‘Mick?’ With relief he found a context for this name. ‘Oh aye, Mick! He did ring, just afore I came out this morning, left a message. I were in a bit of a hurry.’
‘I noticed. I really had to put my foot down to keep up with you. Look, I’m sorry to interrupt your devotions. If you like, I can wait for you outside.’
Dalziel was pleased to feel his mind clicking back into gear, not top maybe but a good third, which was enough to extrapolate two slightly disturbing pieces of information from what she’d just said.
The first was, she’d been following him.
The second, and more worrying, was she thought he’d been in a hurry to get to the cathedral to pray. Couldn’t have her telling Mick Purdy that. Important operational information could vanish without trace in the mazy communications network that allegedly linked the regional police forces. But news that Andy Dalziel had got religion would be disseminated with the speed of light.
He said, ‘Nay, I weren’t devoting, luv. Just like to come here and listen to the music sometimes.’
‘Oh, I see,’ she said, rather doubtfully. ‘It’s Bach, isn’t it? “The Art of the Fugue”.’
‘Spot on,’ he said heartily. ‘Can’t get enough of them fugues, me.’
A cop could survive worse things than a taste for the baroque. There was that hard bastard down in the Midlands who collected beetles and nobody messed with him. But get a reputation for religion and you were marked down as bonkers. Even Tony Blair knew that, though in his case mebbe he really was bonkers!

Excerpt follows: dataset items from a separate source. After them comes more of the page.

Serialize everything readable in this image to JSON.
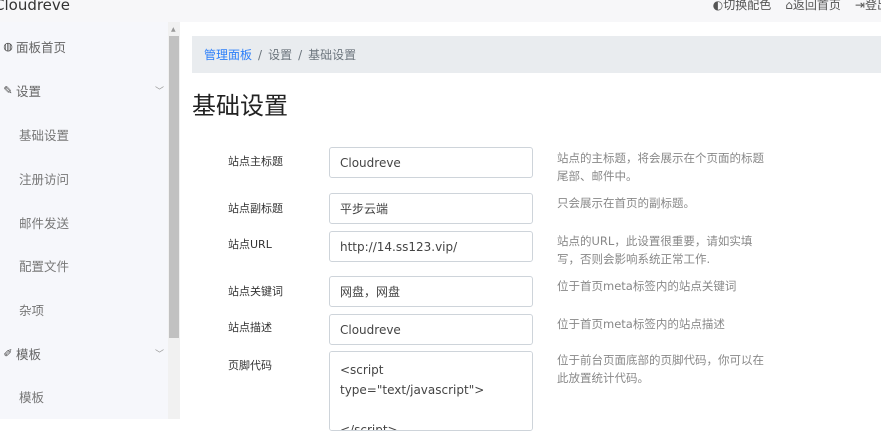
{
  "brand": "Cloudreve",
  "top_links": [
    "切换配色",
    "返回首页",
    "登出"
  ],
  "sidebar": {
    "items": [
      {
        "label": "面板首页",
        "icon": "dashboard-icon"
      },
      {
        "label": "设置",
        "icon": "wrench-icon"
      },
      {
        "label": "基础设置"
      },
      {
        "label": "注册访问"
      },
      {
        "label": "邮件发送"
      },
      {
        "label": "配置文件"
      },
      {
        "label": "杂项"
      },
      {
        "label": "模板",
        "icon": "brush-icon"
      },
      {
        "label": "模板"
      }
    ]
  },
  "breadcrumb": [
    "管理面板",
    "设置",
    "基础设置"
  ],
  "page_title": "基础设置",
  "form": [
    {
      "label": "站点主标题",
      "value": "Cloudreve",
      "help": "站点的主标题，将会展示在个页面的标题尾部、邮件中。"
    },
    {
      "label": "站点副标题",
      "value": "平步云端",
      "help": "只会展示在首页的副标题。"
    },
    {
      "label": "站点URL",
      "value": "http://14.ss123.vip/",
      "help": "站点的URL，此设置很重要，请如实填写，否则会影响系统正常工作."
    },
    {
      "label": "站点关键词",
      "value": "网盘，网盘",
      "help": "位于首页meta标签内的站点关键词"
    },
    {
      "label": "站点描述",
      "value": "Cloudreve",
      "help": "位于首页meta标签内的站点描述"
    },
    {
      "label": "页脚代码",
      "value": "<script type=\"text/javascript\">\n\n</script>",
      "help": "位于前台页面底部的页脚代码，你可以在此放置统计代码。"
    }
  ]
}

‘Right, luv,’ he went on. ‘Grab a pew, I mean a chair, not many pews left these days. Then you can tell me what it is Mick would have told me if I’d answered my phone.’
She sat by his side. Though not quite recovered to his full fighting weight, his flesh still overspread the limits of the chair and he could feel the warmth of her thigh against his. She was wearing a perfume that would probably have got her burned during the Reformation.